The key in a complex mechanism
It all stems from the research of an international group of scientists, coordinated by the University of Geneva, which also included scholars from the Center for Treatment and Research on Alzheimer's and Psychiatric Diseases of the Fatebenefratelli of Brescia, the University of Naples and the Centro SDN Research Center of the Campania capital. In summary, the study would confirm a correlation in humans between the imbalance of the invisible populations that inhabit the digestive tract and the development of amyloid plaques in the brain.
Precisely the deposits of beta-amyloid, which are created within the nervous system and which tend to develop as a sort of "fog" that pervades the brain, covering the normal activities of thought and memory, could in fact be facilitated in their formation from specific proteins that in some way alter the normal balance between the immune system and the nervous system, acting as a sort of "spring" for the onset of the disease.
The study appeared in the Journal of Alzheimer Disease, and suggests that there are future possibilities of intervening at the beginning on the "gut-brain" axis through preventive mechanisms targeted precisely on the microbiota. The authors of the research point out that the analysis of the invisible population within the intestine is fundamentally different in those suffering from Alzheimer's compared to healthy peers, with a percentage increase of particular strains compared to others who are under-represented.
Now this study reveals that precisely this situation would be related to a greater presence of inflammatory signals present in the blood, types of intestinal bacteria and indeed the possible development of neurological diseases. Thus was born the intuition, to be demonstrated in the future, that the inflammation present in the blood can be a sort of "signal" that connects the bacterial flora with the brain, thus opening the way to possible preventive interventions on the same population of bacteria good and less good to affect the possible risk of developing Alzheimer's. We are only at the beginning, but the working hypothesis is fascinating. In the future, this is the hope, by acting precisely on the microbiota one could think of reducing the risks.
An axis to investigate
This study once again confirms the existence of the "Gut-Brain axis". The core of this relationship is the microbiota which has a genetic heritage one hundred times larger than the human organism and contributes to human well-being with many different functions. The census of microbial cells that live in the human body is ten times higher than that of the body's cells.
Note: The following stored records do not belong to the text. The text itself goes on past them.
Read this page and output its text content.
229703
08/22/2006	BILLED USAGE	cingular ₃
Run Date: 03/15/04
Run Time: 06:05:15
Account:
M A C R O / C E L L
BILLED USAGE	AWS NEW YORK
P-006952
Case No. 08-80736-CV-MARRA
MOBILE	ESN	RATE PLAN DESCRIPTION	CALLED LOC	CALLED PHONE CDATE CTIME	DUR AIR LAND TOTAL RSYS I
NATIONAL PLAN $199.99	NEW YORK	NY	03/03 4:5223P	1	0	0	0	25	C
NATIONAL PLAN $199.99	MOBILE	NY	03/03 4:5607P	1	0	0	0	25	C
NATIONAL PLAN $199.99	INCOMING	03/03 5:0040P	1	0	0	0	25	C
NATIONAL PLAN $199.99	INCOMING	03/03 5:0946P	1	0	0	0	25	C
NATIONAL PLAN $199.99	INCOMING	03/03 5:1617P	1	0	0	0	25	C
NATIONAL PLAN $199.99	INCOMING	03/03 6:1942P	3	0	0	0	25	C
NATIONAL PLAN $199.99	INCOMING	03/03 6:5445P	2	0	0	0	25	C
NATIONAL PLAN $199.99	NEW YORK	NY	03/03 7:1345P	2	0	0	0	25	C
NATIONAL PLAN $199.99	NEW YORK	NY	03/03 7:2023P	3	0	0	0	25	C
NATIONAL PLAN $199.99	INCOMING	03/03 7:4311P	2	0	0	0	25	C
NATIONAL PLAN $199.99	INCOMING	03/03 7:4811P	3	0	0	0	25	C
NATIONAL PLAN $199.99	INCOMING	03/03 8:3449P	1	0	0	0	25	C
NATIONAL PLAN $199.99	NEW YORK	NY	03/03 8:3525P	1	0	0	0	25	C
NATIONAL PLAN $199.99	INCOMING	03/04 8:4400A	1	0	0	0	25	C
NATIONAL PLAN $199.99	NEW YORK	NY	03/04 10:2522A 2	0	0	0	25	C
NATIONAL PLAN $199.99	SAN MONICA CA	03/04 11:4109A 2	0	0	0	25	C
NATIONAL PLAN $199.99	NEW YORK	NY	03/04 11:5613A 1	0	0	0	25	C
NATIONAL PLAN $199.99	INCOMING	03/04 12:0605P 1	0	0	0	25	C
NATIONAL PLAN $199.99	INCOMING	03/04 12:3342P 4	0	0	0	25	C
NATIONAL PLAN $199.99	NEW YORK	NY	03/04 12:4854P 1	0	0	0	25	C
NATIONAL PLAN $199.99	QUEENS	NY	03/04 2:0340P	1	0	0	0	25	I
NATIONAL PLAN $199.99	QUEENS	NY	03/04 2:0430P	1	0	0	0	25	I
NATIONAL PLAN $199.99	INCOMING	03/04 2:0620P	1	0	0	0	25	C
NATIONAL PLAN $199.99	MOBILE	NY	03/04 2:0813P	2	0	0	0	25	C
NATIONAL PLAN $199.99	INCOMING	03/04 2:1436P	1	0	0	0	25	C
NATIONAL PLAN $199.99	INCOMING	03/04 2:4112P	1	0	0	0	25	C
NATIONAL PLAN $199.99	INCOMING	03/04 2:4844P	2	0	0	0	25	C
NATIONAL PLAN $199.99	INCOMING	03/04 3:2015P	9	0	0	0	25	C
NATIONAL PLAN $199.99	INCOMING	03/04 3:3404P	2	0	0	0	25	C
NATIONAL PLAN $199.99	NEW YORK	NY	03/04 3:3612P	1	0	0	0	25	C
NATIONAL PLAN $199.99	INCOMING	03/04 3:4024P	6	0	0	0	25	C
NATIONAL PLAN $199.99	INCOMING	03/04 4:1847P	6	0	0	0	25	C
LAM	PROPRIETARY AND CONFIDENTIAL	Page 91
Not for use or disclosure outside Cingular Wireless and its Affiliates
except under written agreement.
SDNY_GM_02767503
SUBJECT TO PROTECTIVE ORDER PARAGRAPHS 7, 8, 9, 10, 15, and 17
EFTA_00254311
Most of these prokaryotic cells are found in the human intestine, and even from a genetic standpoint, the genomes of these bacteria contain more than a hundredfold number of genes compared to that of humans.
Although the perception of bacteria is mainly linked to pathological events, human life itself is dependent on the presence of "good" bacteria that inhabit different areas of the human body. In fact, thanks to these invisible "laboratories" the digestion of food is regulated, thanks to a series of enzymes that are able to transform the substances we ingest, the production of B vitamins, and in particular B12 in particular, is favored. act directly on the cerebral microcirculation thanks to "good" fatty acids produced by bacteria that are "kind" citizens of the metropolis that is in our digestive tract.
Obviously, if the "bad guys" even partially take power, you risk. And maybe these imbalance mechanisms could also be important for the genesis of various pathologies. Thus it is precisely in all these activities, more or less defined in detail, especially considering the bacteria that characterize them, a turning point could be found for the prevention of many neurological diseases and psychiatric pictures.